Coincidently, I decided to try reading A Walk In the Woods one more time less than a week before the school trip to Amicalola Falls which happens to be the Southern end of the Appalachian Trail. I love Bill Bryson books, but, for some reason, I had to try three times (at least) before I could get past the first 50 pages. I guess life just kept happening. Or maybe I wasn't quite old enough to identify yet with Bryson's take on the Appalachian Trail. I have a young coworker who went nearly apoplectic expressing her outrage that Bryson had the temerity to write on the AT when he didn't even successfully finish it. *The nerve!*
Who knows or can say why it took so many attempts. I finished this time. I did like it very much, although I didn't come to the same conclusions he did about the trail. However, I like reading Bryson for the voice primarily. He was hilariously self-deprecating about his lack of preparedness. I remain convinced that he and his friend Katz were very lucky to survive the fragments that they did hike through.
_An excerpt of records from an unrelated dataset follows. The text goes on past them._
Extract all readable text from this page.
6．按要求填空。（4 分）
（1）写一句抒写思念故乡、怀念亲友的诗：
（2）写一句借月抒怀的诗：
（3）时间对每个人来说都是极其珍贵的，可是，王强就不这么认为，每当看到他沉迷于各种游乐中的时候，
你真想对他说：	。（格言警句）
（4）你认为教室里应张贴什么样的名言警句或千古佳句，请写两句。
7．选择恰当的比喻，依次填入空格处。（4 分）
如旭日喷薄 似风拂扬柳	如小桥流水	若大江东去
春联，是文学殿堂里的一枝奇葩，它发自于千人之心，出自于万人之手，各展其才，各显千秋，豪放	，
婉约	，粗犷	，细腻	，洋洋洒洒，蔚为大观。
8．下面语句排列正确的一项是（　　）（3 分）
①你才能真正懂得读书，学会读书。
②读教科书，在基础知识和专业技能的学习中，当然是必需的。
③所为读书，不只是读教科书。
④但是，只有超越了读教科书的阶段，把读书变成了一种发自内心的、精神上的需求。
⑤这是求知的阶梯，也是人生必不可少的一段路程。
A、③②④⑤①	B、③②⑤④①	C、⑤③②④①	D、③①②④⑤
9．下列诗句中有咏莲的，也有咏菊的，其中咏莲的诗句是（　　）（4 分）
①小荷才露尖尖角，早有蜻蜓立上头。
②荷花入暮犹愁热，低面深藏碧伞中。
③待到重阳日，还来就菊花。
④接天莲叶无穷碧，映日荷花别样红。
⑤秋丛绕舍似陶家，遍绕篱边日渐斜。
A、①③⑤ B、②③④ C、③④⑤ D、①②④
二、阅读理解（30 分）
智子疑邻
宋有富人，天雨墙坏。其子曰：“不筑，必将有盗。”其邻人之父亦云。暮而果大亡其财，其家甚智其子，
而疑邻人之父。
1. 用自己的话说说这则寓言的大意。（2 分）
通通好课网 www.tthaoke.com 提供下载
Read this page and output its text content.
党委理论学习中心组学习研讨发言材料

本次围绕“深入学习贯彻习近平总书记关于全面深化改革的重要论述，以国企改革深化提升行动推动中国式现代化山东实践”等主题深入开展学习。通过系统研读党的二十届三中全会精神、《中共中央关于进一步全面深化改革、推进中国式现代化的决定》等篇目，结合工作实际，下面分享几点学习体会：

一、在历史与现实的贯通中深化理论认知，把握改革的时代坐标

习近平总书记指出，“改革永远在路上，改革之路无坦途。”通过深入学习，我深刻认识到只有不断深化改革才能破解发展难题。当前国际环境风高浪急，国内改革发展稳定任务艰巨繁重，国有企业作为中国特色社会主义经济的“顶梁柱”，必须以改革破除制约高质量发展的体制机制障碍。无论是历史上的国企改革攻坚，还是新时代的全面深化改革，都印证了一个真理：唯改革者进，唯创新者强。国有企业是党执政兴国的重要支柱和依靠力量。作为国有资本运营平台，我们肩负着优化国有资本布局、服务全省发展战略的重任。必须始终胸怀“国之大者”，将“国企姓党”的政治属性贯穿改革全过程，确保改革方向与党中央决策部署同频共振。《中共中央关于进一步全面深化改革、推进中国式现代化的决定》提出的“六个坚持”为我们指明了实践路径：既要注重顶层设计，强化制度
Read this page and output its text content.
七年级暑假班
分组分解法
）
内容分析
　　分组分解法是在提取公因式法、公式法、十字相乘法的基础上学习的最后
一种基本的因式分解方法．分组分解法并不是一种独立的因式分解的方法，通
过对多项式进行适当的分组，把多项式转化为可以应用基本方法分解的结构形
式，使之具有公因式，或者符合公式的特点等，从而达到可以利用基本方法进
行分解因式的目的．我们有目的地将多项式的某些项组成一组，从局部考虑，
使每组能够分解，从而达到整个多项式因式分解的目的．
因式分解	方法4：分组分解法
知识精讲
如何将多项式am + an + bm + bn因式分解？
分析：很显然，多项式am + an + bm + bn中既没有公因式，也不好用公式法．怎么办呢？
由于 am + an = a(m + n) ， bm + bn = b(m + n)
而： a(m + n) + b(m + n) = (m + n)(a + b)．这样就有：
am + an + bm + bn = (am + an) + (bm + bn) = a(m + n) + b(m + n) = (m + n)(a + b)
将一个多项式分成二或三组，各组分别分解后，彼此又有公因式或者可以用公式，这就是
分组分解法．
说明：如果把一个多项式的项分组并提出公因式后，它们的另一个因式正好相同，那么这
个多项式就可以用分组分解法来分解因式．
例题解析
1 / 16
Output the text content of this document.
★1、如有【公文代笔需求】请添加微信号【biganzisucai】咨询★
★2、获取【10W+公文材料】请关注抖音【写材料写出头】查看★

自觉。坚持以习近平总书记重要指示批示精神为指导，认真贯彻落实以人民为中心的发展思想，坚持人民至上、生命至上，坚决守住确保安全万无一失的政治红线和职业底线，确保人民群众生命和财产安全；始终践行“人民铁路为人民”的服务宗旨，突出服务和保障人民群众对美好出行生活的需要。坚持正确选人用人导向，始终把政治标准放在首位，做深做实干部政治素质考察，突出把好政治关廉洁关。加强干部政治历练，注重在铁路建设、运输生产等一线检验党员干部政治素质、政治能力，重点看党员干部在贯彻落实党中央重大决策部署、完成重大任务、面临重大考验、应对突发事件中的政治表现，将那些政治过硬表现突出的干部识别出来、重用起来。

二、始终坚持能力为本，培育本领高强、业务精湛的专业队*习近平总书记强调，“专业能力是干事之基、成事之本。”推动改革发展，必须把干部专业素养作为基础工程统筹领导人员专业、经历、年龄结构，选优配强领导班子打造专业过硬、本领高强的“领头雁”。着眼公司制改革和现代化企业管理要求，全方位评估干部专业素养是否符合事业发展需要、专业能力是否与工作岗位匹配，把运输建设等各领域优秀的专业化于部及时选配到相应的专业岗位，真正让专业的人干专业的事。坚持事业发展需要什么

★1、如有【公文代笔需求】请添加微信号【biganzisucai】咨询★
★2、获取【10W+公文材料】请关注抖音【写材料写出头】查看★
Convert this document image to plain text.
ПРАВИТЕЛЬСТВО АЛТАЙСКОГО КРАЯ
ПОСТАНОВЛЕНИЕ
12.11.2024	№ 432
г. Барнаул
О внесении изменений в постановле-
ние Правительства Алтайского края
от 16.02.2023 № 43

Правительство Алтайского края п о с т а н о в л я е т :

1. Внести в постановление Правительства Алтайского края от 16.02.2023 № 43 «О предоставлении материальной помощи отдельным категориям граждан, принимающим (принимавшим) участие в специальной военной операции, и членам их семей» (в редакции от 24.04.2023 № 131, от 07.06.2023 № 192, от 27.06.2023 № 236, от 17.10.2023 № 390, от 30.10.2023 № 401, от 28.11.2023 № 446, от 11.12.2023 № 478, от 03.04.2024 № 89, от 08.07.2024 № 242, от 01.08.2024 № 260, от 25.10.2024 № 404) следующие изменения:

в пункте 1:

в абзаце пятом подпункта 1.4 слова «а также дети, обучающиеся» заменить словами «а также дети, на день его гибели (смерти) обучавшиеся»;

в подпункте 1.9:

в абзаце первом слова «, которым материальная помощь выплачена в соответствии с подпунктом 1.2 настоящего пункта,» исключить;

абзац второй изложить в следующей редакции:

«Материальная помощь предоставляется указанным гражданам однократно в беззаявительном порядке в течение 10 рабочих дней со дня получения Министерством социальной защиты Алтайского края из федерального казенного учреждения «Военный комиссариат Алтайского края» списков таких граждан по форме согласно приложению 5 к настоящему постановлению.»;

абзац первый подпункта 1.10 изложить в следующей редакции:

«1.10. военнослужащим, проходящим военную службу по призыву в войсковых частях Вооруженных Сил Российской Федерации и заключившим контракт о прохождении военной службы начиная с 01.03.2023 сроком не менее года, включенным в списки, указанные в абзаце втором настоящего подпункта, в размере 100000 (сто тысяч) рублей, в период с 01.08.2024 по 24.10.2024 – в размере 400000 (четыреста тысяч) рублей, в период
My mom hiked the trail about 5 years ago. My mother, in general, is a pretty interesting and impressive person. She really didn't need to hike 2,200 miles of wilderness to prove that, yet that's what she did. I dropped her off at the lodge at Amicalola in March and off she went. I remember thinking at the time wow, that sounds pretty cool. And it does sound cool; there's no way I'd be able to do it. I'm a pretty tough cookie, but all practical issues about making money and family concerns aside, I simply worry too much. By the time I got to Katahdin in Maine, I'd be a complete wreck. I know I would.
Interestingly, A Walk In the Woods underscored that for me. Bryson makes it pretty clear what an immense undertaking through hiking the AT really is. The scope of it is so massive that it's really hard to keep a hold of mentally. Interspersed with his memoir-ish bits of trail narration are short bits of history and natural science all written for the layperson and full of snarky wit. In the end, I think I found the bits of history and science more enticing than the trail narration. All in all, a good read.